In American artist Jen DeNike’s first UK solo exhibition, her suite of three recent photographs, each marked by the problematic presence of the American flag, stand out as signifiers of the sometimes-violent sacrifice of youth. The ambiguous tableau of ‘1882’, 2006, a year that does nothing to illuminate the scene, depicts a blindfolded boy waving a small flag below a cheap doll strung from a tree by the noose pulled taut by a second youth, prompting the viewer to wonder what obscure chapter of American history is being evoked by this act named for that particular year. For all attempts to match history to the date, there is something mistaken in the memory triggered by these new pastoral spaces of overgrown suburban lots. The implication of red’s danger against the banal white shirts and blue jeans of DeNike’s recurring models Mike and Kevin completes the semaphore of her obscure vision of suburban America; ambivalent and refreshingly without judgment, the ordinary resonance of these average boys with their unique physical quirks reduces any sense of the heroic.
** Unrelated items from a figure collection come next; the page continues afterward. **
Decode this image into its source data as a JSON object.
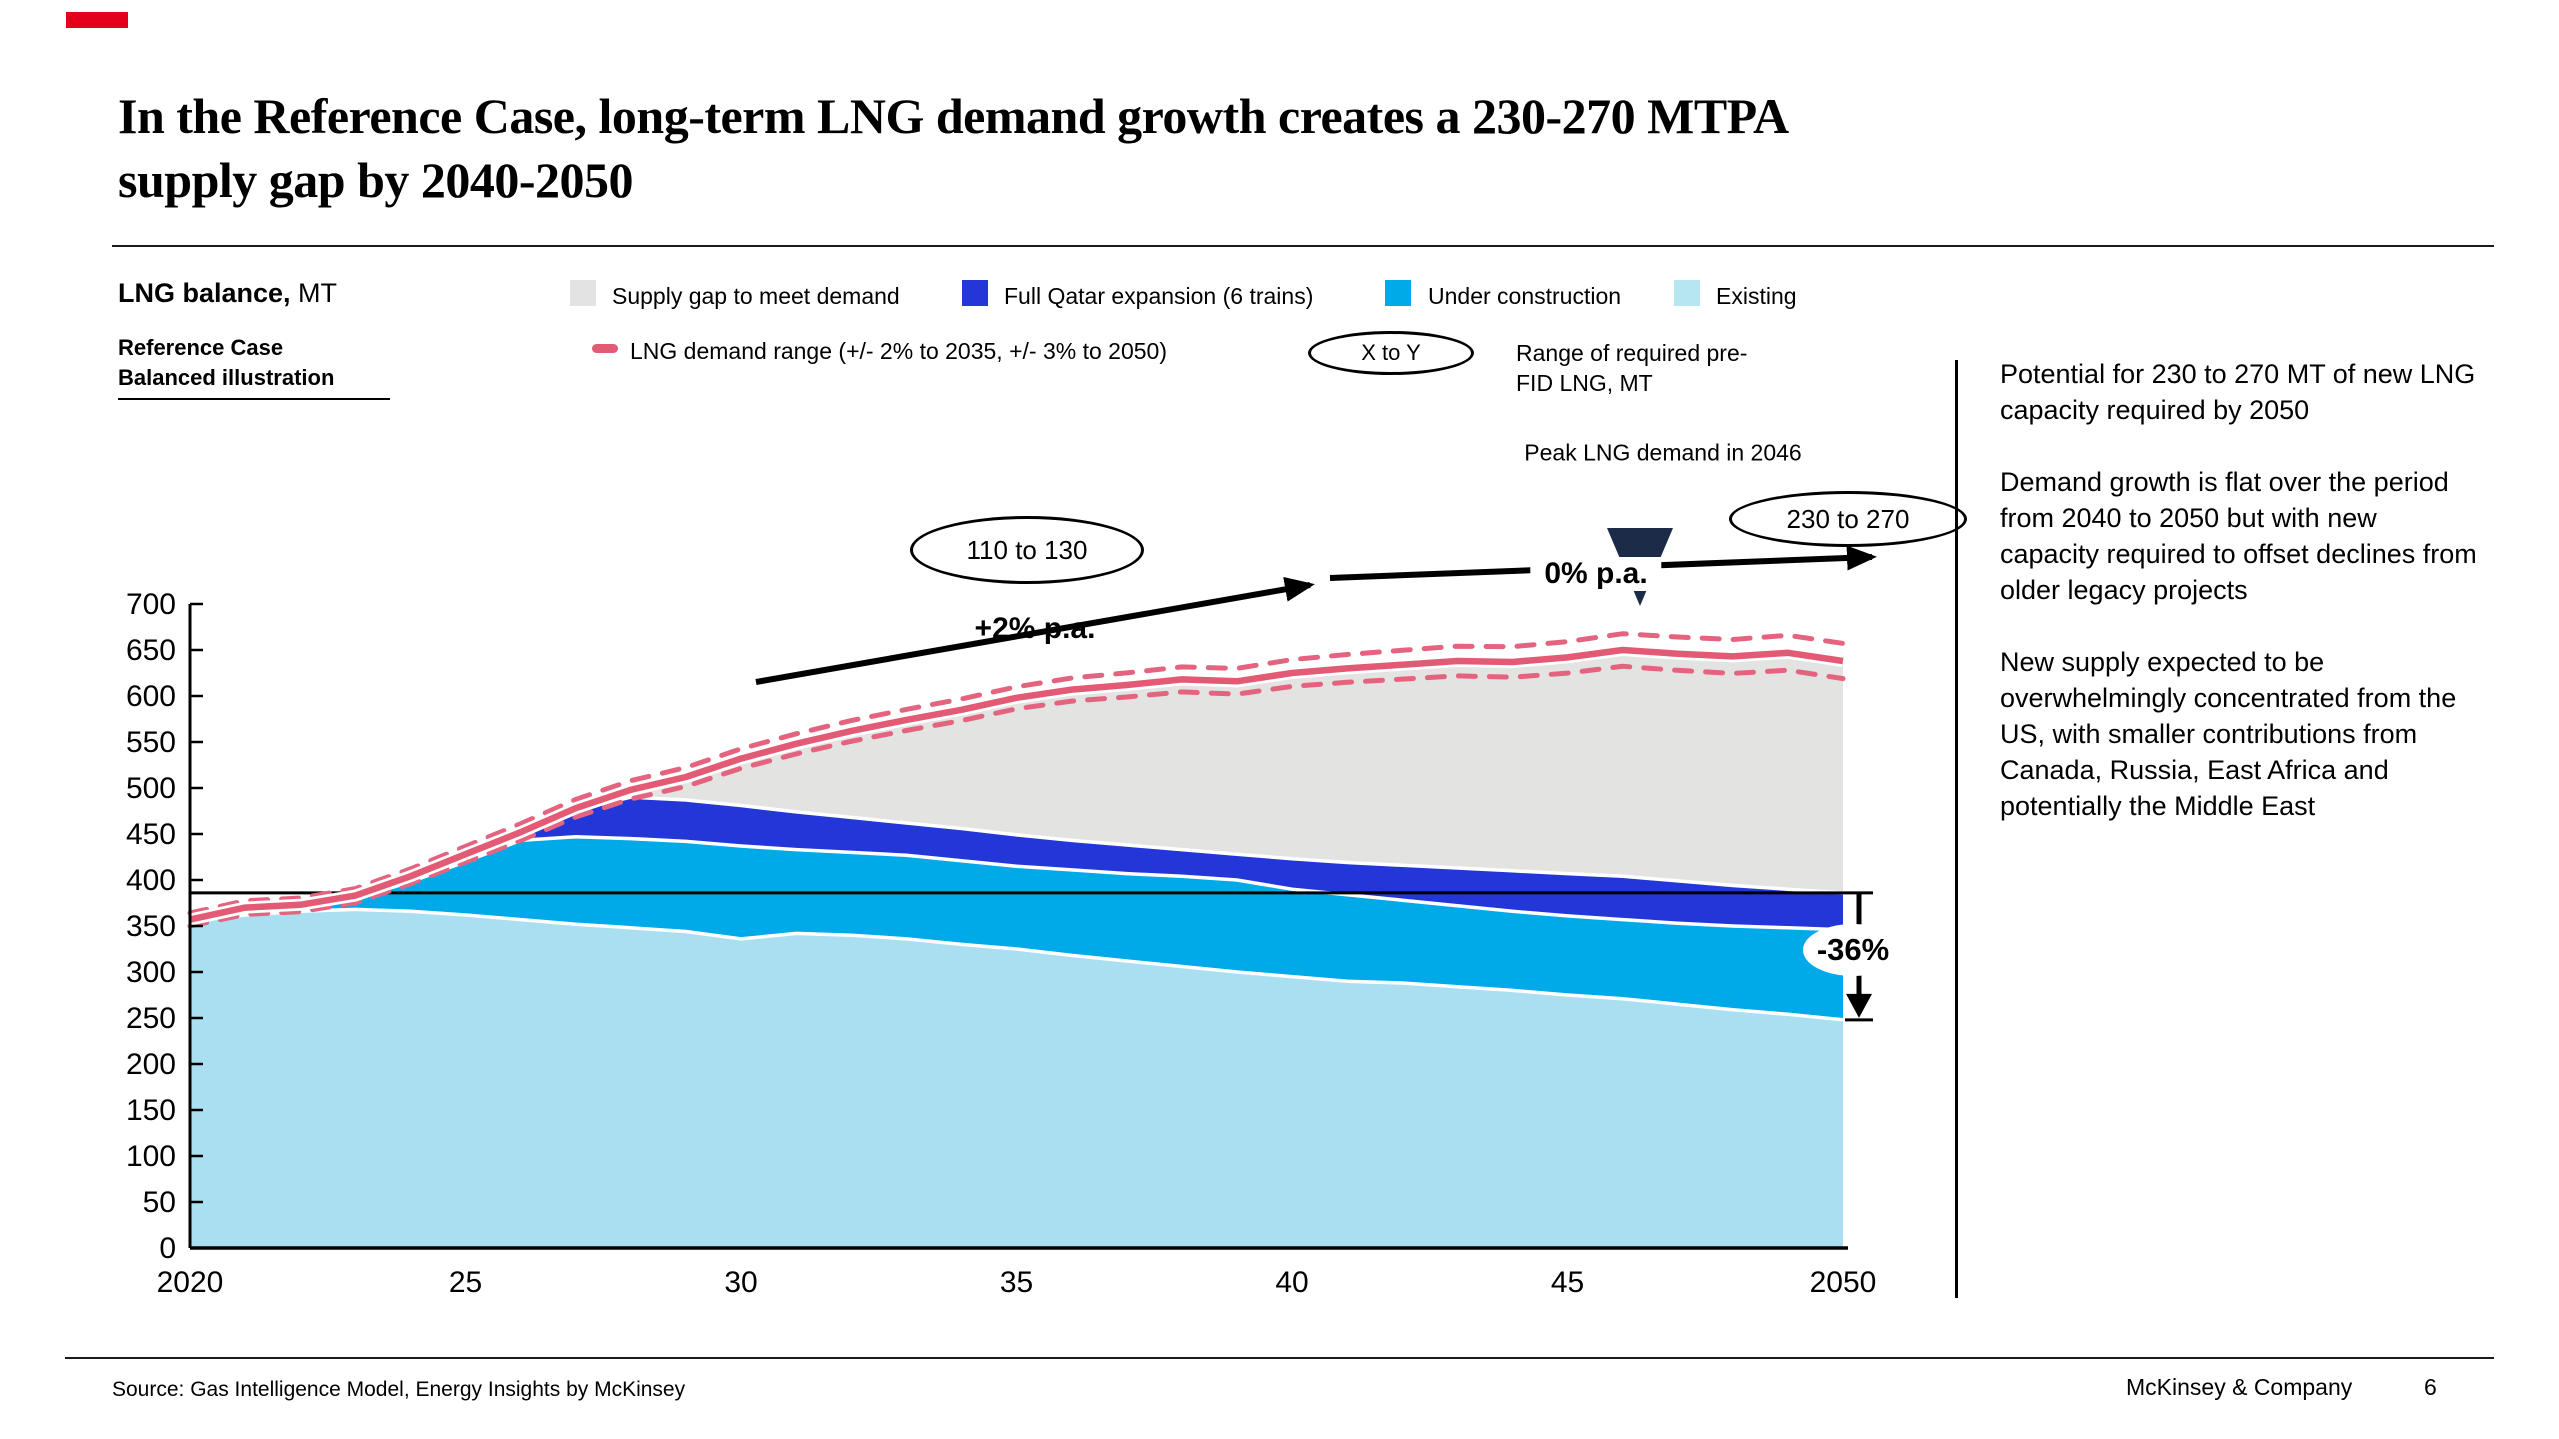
{
  "slide": {
    "accent_color": "#e2001a",
    "title_lines": [
      "In the Reference Case, long-term LNG demand growth creates a 230-270 MTPA",
      "supply gap by 2040-2050"
    ]
  },
  "chart_header": {
    "title_bold": "LNG balance,",
    "title_unit": " MT",
    "subtitle1": "Reference Case",
    "subtitle2": "Balanced illustration"
  },
  "legend": {
    "items": [
      {
        "label": "Supply gap to meet demand",
        "color": "#e3e3e3"
      },
      {
        "label": "Full Qatar expansion (6 trains)",
        "color": "#2336d7"
      },
      {
        "label": "Under construction",
        "color": "#00a9e8"
      },
      {
        "label": "Existing",
        "color": "#b7e6f3"
      }
    ],
    "line_item_label": "LNG demand range (+/- 2% to 2035, +/- 3% to 2050)",
    "line_item_color": "#e25a73",
    "range_oval_label": "X to Y",
    "range_caption_line1": "Range of required pre-",
    "range_caption_line2": "FID LNG, MT"
  },
  "annotations": {
    "peak_label": "Peak LNG demand in 2046",
    "oval_mid": "110 to 130",
    "oval_right": "230 to 270",
    "growth_label_1": "+2% p.a.",
    "growth_label_2": "0% p.a.",
    "decline_label": "-36%",
    "triangle_color": "#1c2b47"
  },
  "side_panel": {
    "paragraphs": [
      "Potential for 230 to 270 MT of new LNG capacity required by 2050",
      "Demand growth is flat over the period from 2040 to 2050 but with new capacity required to offset declines from older legacy projects",
      "New supply expected to be overwhelmingly concentrated from the US, with smaller contributions from Canada, Russia, East Africa and potentially the Middle East"
    ]
  },
  "footer": {
    "source": "Source: Gas Intelligence Model, Energy Insights by McKinsey",
    "brand": "McKinsey & Company",
    "page": "6"
  },
  "chart_data": {
    "type": "area",
    "title": "LNG balance, MT",
    "subtitle": "Reference Case — Balanced illustration",
    "ylabel": "MT",
    "ylim": [
      0,
      700
    ],
    "ytick_step": 50,
    "x": [
      2020,
      2021,
      2022,
      2023,
      2024,
      2025,
      2026,
      2027,
      2028,
      2029,
      2030,
      2031,
      2032,
      2033,
      2034,
      2035,
      2036,
      2037,
      2038,
      2039,
      2040,
      2041,
      2042,
      2043,
      2044,
      2045,
      2046,
      2047,
      2048,
      2049,
      2050
    ],
    "xtick_years": [
      2020,
      2025,
      2030,
      2035,
      2040,
      2045,
      2050
    ],
    "xtick_labels": [
      "2020",
      "25",
      "30",
      "35",
      "40",
      "45",
      "2050"
    ],
    "series": [
      {
        "name": "Existing",
        "color": "#a9dff0",
        "values": [
          355,
          362,
          366,
          368,
          366,
          362,
          357,
          352,
          348,
          344,
          336,
          342,
          340,
          336,
          330,
          325,
          318,
          312,
          306,
          300,
          295,
          290,
          288,
          284,
          280,
          275,
          271,
          265,
          259,
          254,
          248
        ]
      },
      {
        "name": "Under construction",
        "color": "#00a9e8",
        "values": [
          0,
          1,
          3,
          12,
          32,
          58,
          86,
          95,
          97,
          98,
          101,
          91,
          90,
          91,
          91,
          90,
          93,
          95,
          98,
          100,
          95,
          94,
          90,
          88,
          86,
          86,
          86,
          88,
          91,
          94,
          98
        ]
      },
      {
        "name": "Full Qatar expansion (6 trains)",
        "color": "#2336d7",
        "values": [
          0,
          0,
          0,
          0,
          0,
          0,
          5,
          29,
          45,
          45,
          44,
          41,
          38,
          35,
          35,
          34,
          32,
          31,
          29,
          28,
          33,
          35,
          38,
          41,
          44,
          46,
          47,
          46,
          44,
          42,
          40
        ]
      }
    ],
    "gap_series": {
      "name": "Supply gap to meet demand",
      "color": "#e3e3e2"
    },
    "demand_line": {
      "name": "LNG demand range (+/- 2% to 2035, +/- 3% to 2050)",
      "color": "#e25a73",
      "dashed_color": "#e4647f",
      "values": [
        357,
        370,
        373,
        383,
        404,
        428,
        452,
        478,
        498,
        512,
        532,
        548,
        562,
        574,
        585,
        598,
        607,
        612,
        618,
        616,
        625,
        630,
        634,
        638,
        637,
        642,
        650,
        646,
        643,
        647,
        638
      ]
    },
    "tolerance_pct": {
      "to_2035": 2,
      "to_2050": 3
    },
    "reference_line_value": 386,
    "decline_pct": -36,
    "peak_demand_year": 2046,
    "supply_gap_2035_range": "110 to 130",
    "supply_gap_2050_range": "230 to 270"
  }
}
‘Flag Girls’, 2007, contributes its own counter-mythic critique by its pastiche on a vintage postcard depicting girls tantalizingly wrapped in the Old Glory flag. DeNike’s video fulfills the winking promise of that image by progressively divesting each girl of her flag, but this striptease is a ritual robbed of its sexuality. From their discordant hum of ‘The Star-Spangled Banner’ to the flags clenched in teeth in their efforts to sullenly cast them off, there is something petulant in the stiff pirouette that flings the literal weight of stars and stripes off the nude body.
This deliberately awkward defiance is complicated in its turn by the girls’ status as long-haired maiden archetypes who make their sulking exit from the screen once unveiled, until only one remains standing—serene with her flag still firmly wrapped, her survival alludes to the so-called final girl of horror films and their generic assertion that preserved purity will spare us from violent endings. At this uncomfortable point of becoming, DeNike’s teenage personalities heighten the threat of their own potentiality towards either the achievement of adulthood, or the failure of life cut short in the call of patriotism.